导语:互联网现在已经融入了生活的方方面面,许多人在网上进行交易、购物和社交,网络已经成为了商业组织的生命线。本文主要针对2018年发生的重大事件和安全趋势进行年度总结。
一、概述
互联网现在已经融入了生活的方方面面,许多人在网上进行交易、购物和社交,网络已经成为了商业组织的生命线。政府、企业和消费者对技术的依赖,也为具有各种动机的攻击者提供了广泛的攻击面——金融盗窃、数据窃取、基础设施破坏、名誉受损等等。网络攻击的范围,从高度复杂的特定目标攻击,到机会主义网络犯罪。通常,这两者都依赖于将心理学操纵作为危害整个系统或个人计算机的方式。攻击者的目标不断扩大,已经开始覆盖到一些不属于计算机的设备,例如儿童玩具和安全摄像头。本文主要针对2018年发生的重大事件和安全趋势进行年度总结。
二、针对特定目标的攻击活动
在今年内的安全分析师峰会上,我们分析了Slingshot,这是一个复杂的网络间谍平台,从2012年以来一直瞄准中东和非洲的受害者。我们在威胁事件中发现了这种威胁,该威胁与Regin和ProjectSauron类似。Slingshot使用了一种不同寻常的攻击载体,许多受害者受到被攻陷的MikroTik路由器的攻击。攻陷路由器的确切方法尚不清楚,但攻击者已经找到了向设备添加恶意DLL的方法:该DLL是其他恶意文件的下载程序,然后将其存储在路由器上。当系统管理员登录并配置路由器时,路由器的管理软件会在管理员的计算机上下载并运行恶意模块。Slingshot在受感染的计算机上加载了许多模块,其中最引入注意的两个模块是Cahnadr和GollumApp,它们分别是内核模式和用户模式的模块。二者共同提供持久性、管理文件系统、泄漏数据以及与C&C(命令和控制)服务器通信的功能。我们查看的样本,标记为“版本6.X”,表明这一威胁已经存在相当长的一段时间。根据Slingshot的创建时间、技能和成本表明,其背后的团队是高度组织化和专业化的,并且可能有国家背景。在平昌冬季奥运会开幕后不久,我们就收到了针对奥运会基础设施的恶意软件攻击报告。Olympic Destroyer攻击了一些显示器,关闭了Wi-Fi,攻陷了奥运会网站从而阻止观众打印门票。攻击者还攻击了该地区的其他一些组织,例如一些韩国的滑雪胜地。Olympic Destroyer是一种网络蠕虫,其主要目的是从受害者的远程网络共享中擦除文件。在攻击发生后的几天中,基于此前网络间谍和攻击团队的一系列特征,世界各地的研究团队和媒体将此次袭击归咎为俄罗斯、中国和朝鲜。我们的研究人员也试图分析攻击的幕后黑手,在研究的过程中,我们发现Lazarus恶意组织似乎与此次攻击相关。我们发现,攻击者留下的一些独特痕迹与此前Lazarus恶意软件的组件完全匹配。然而,我们在韩国一家受到攻击的组织进行现场调查时发现,此次攻击与已知的Lazarus TTP(战术)相对比,其动机明显不同。我们发现相应的特征与代码无法相互匹配,该攻击中的恶意软件被伪造成与Lazarus使用的指纹完美匹配。因此我们得出结论,其所使用的“指纹”是一个复杂的虚假标志,故意放置于恶意软件内部,以便使威胁研究人员找到,从而误导他们。

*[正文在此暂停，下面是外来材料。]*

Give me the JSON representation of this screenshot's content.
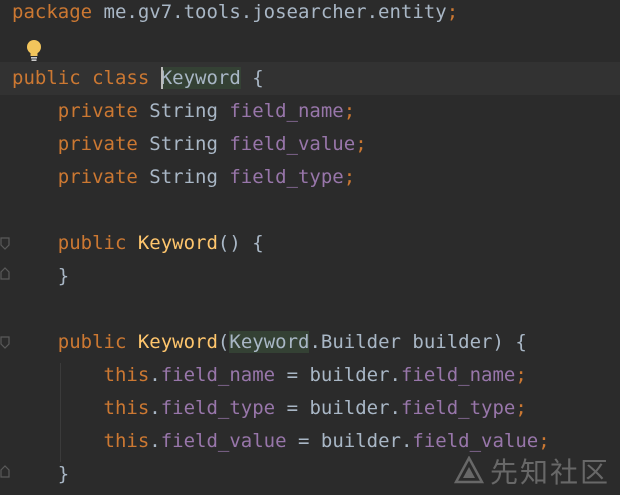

我们继续追踪这一APT组织的活动,并在今年6月注意到他们已经开始一个针对不同地理范围的新型攻击。根据我们的远程监测和对鱼叉式网络钓鱼文件的分析,表明在Olympic Destroyer背后的攻击者主要针对欧洲的金融行业和生物技术相关组织发动攻击,特别是俄罗斯、荷兰、德国、瑞士和乌克兰。在早期,Olympic Destroyer的主要目标是摧毁冬奥会及相关的供应链、合作伙伴和场馆的基础设施,并且之前已经进行了一次侦查活动。这样的证据表明,新的恶意活动是另一个侦查阶段的一部分,随后会进行一系列具有新动机的破坏性攻击。其针对的各种金融相关目标和非金融目标也表明,具有不同目的的多个恶意组织正在使用相同的恶意软件。这可能是网络攻击外包的结果,这种情况在民族国家威胁中并不少见。然而,以金融为目标很可能也是恶意组织的一个“幌子”,从而掩盖其真实的目的。

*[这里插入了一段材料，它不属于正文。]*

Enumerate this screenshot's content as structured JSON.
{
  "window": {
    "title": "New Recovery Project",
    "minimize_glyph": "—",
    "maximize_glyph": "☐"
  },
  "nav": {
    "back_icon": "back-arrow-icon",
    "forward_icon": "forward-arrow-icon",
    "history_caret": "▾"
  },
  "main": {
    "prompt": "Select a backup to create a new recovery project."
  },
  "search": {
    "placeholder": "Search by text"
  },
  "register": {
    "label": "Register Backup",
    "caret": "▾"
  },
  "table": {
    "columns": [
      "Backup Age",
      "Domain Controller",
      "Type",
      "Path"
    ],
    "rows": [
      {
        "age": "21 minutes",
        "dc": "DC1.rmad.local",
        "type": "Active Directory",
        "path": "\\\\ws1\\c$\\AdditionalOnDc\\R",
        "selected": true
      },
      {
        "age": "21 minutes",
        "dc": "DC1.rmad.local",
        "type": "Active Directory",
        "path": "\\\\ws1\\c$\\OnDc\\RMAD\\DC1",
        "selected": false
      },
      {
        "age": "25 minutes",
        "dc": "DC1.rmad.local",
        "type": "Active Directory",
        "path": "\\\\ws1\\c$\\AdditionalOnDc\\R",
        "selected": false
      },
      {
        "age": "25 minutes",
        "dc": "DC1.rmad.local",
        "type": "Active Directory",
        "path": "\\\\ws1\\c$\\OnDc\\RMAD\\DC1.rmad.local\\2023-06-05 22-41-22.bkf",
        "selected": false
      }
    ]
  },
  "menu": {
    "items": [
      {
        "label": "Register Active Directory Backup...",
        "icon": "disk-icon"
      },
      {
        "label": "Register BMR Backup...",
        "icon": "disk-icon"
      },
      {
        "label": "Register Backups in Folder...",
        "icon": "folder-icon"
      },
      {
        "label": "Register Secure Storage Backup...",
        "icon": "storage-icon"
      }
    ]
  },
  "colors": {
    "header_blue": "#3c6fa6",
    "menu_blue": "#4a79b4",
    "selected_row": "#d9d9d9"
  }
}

在今年4月,我们披露了Parliament活动的运作情况,这是一项针对世界各地立法、行政和司法组织的网络间谍活动,主要集中在中东和北非地区,特别是巴勒斯坦。这些攻击始于2017年初,主要针对议会、参议院、州政府及其官员、政治学家、军事和情报机构、政府部门、媒体机构、研究中心、选举委员会、奥运组织、大型贸易公司等。此次目标受害者不同于此前在该地区的恶意活动(Gaza Cybergang和Desert Falcons),并且在这次恶意攻击之前,恶意组织精心进行了信息收集活动。在进一步感染之前,攻击者一直非常小心的验证受害设备,从而保护他们的C&C服务器。在2018年以后,攻击速度放缓,可能是由于攻击者已经实现了目标。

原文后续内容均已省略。